可愛いって言われた最後の部分と柔らかな笑顔につられて流しそうだけど、その前に言われた言葉はなにやら不穏な単語が混ざってた気がする。不安だとか、チョロいとか。
「えと、俺いま、けなされてる?」
「けなしてないだろ。お前が好きでたまんないって言ってる」
「不安って2回も言ってた気がするけど。あと俺がチョロいってバカにした」
「チョロくて可愛いって言ってるだけでバカにはしてない」
「いやチョロくて不安って言ってたろ」
「チョロくて可愛いから不安になるんだっつの。あとバカにはしてないし、可愛いって言ってる」
騙されないぞと思いながら睨んでやったけど、相手はあまり悪びれる様子がない。
「バカにしてないがホントなら、お前はもちょっと言葉選べよ」
「それはごめん。お前に対してひねくれた言動するの、止めなきゃと思ってるし、気をつけてるつもりなんだけどな。それで散々失敗してきてんのに、どうにも拗らせ期間が長過ぎて。ってこれ、みっともない言い訳でしかないな」
ホントごめんと再度謝られて、仕方ないやつだなぁと思いながら、ため息一つで許してやった。

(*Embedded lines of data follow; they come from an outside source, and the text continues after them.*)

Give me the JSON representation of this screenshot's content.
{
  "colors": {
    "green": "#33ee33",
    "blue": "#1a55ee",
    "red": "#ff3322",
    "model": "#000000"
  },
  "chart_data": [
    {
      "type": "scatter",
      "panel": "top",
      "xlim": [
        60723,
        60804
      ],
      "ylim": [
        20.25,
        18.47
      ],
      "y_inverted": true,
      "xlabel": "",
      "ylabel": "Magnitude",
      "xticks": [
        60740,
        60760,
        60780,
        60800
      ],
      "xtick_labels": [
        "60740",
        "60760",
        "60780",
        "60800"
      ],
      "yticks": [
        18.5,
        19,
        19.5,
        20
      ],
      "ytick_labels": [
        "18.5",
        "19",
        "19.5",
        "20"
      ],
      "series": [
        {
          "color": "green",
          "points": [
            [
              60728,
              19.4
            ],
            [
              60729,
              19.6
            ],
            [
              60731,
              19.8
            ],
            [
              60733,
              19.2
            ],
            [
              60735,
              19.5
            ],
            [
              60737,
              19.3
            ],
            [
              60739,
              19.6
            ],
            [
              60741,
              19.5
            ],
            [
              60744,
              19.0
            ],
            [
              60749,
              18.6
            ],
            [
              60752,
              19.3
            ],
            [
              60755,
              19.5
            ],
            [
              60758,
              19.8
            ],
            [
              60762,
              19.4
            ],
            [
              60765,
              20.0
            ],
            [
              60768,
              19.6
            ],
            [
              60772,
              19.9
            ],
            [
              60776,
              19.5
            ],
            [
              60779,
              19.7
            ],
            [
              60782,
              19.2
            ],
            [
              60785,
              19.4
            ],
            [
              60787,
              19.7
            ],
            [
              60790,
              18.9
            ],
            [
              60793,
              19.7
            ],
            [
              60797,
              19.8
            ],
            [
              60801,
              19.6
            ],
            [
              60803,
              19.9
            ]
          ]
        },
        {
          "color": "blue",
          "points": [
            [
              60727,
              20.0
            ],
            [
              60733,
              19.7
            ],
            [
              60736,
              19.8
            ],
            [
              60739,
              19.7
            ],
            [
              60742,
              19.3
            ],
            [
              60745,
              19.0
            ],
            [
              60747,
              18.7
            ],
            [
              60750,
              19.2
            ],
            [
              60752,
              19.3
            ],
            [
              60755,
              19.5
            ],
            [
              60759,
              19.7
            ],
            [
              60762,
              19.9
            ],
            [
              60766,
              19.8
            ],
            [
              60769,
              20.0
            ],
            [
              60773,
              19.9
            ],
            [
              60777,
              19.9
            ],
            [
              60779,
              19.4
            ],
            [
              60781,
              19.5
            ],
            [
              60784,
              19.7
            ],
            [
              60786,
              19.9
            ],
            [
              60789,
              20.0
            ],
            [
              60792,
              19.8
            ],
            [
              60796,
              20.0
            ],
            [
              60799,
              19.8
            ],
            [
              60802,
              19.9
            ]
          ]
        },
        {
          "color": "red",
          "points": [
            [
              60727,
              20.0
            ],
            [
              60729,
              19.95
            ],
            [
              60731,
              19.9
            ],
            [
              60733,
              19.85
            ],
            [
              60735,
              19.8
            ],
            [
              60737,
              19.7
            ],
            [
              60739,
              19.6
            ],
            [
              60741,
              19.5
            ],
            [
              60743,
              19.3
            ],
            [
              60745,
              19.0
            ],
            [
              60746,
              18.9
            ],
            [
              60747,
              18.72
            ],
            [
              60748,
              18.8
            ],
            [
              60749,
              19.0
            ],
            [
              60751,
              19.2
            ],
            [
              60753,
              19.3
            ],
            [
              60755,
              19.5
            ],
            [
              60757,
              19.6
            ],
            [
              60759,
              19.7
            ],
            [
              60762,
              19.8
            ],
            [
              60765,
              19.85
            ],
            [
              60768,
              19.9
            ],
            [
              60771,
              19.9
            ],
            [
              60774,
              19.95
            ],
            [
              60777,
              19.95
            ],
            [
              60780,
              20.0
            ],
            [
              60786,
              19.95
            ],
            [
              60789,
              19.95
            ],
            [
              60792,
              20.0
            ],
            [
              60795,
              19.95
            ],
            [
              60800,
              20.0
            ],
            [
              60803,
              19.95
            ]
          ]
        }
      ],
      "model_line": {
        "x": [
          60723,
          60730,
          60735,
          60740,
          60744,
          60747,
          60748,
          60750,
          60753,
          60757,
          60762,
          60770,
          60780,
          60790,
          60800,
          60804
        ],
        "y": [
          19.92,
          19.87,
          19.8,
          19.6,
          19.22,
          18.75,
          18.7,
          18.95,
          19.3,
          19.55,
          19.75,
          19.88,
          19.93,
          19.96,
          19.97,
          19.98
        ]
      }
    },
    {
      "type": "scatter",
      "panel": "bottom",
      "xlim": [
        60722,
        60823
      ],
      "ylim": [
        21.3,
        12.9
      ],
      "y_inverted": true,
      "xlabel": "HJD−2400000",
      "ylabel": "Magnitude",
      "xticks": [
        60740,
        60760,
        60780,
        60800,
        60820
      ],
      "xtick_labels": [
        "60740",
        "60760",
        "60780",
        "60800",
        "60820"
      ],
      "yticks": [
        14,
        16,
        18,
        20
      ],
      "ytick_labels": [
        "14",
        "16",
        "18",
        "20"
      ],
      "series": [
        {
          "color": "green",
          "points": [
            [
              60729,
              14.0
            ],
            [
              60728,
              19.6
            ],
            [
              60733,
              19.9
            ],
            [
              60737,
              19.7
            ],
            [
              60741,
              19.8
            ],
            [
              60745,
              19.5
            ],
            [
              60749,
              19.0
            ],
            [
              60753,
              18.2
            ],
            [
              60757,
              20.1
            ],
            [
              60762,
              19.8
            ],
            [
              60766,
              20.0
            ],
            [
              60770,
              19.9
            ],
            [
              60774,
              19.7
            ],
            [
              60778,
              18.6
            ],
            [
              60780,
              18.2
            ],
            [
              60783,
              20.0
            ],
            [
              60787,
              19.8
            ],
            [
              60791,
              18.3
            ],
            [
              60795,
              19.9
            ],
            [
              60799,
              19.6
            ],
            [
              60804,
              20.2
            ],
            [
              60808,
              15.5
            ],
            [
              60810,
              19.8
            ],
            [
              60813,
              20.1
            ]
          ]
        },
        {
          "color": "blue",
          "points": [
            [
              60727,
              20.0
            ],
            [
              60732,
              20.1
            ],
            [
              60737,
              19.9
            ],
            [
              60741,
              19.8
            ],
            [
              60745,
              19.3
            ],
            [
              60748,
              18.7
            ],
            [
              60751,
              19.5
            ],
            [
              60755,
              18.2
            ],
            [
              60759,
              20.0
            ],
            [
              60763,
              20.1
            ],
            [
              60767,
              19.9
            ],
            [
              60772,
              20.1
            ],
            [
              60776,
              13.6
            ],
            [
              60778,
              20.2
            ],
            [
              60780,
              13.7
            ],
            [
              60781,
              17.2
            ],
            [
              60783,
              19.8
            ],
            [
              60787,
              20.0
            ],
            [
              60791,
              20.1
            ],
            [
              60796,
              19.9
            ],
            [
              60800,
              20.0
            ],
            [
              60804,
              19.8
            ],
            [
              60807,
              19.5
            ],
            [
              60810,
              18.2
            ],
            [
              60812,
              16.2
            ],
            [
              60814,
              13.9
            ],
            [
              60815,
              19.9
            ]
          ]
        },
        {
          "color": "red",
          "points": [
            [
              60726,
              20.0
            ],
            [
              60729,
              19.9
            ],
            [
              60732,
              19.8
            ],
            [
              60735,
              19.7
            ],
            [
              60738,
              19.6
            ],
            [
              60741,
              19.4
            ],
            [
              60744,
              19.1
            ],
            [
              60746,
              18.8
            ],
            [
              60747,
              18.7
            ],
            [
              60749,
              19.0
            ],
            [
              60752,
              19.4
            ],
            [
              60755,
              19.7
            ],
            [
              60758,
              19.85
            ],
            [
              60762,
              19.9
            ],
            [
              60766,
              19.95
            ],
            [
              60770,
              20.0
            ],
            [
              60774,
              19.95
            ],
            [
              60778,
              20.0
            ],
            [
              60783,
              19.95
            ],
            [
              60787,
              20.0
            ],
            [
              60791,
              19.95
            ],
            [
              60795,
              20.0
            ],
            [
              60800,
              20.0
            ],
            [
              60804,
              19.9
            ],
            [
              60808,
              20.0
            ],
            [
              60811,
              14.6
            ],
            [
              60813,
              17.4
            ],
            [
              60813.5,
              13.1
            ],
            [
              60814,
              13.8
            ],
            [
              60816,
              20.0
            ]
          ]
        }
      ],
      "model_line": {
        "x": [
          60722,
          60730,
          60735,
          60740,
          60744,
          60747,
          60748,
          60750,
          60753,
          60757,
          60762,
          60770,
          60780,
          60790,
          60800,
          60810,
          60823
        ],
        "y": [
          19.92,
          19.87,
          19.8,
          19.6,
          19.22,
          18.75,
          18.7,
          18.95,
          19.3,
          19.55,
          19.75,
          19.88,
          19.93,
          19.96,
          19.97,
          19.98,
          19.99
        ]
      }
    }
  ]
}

こういうとこが、やっぱチョロいって思われるのかもだけど。
「もしかして今、ほんとチョロいってまた思った?」
「まぁ、思ってないとは言わないけど」
「だよな」
「でもお前のそういうとこが好きなのもホントだし、甘すぎて不安になるのもホント。お前がチョロいの、俺にだけならいいのにな」
「なんだそれ」
「お前が俺を好きになってくれたから、独占欲が暴走しそう」
「なんだそれ」
「なんで俺、お前と同じ大学通ってないんだろ」
「俺がお前の通ってる大学に落ちたせいだな。てかお前ホント言葉選べ、って、あぁっ!?」
唐突なひらめきに、思わず素っ頓狂な声を上げてしまった。
「どうした」
「お前、もしかして俺と同じ大学通うつもりで、志望校選んだ?」
「そうだよ。お前と志望校晒し合えるような関係じゃなかったし、結局、第一志望のとこくらいしか探れなかったけど」
「マジ、か」
「お前こそ、俺の本気っつうか、そういう拗らせまくってた気持ち、今更知ってドン引きじゃねぇ?」
ドン引きってよりは、徒労感が強い気もする。お互いかなり無駄な時間を過ごしたんじゃないだろうか。
いやまぁ、彼への気持ちが育ちまくったのは大学入学後だし、高校時代にそれを知って喜べたかは謎だけど。でも本気で好きなら本気で好きって、もっと早く、言ってくれればよかったのにと思う気持ちはやはり止められそうになかった。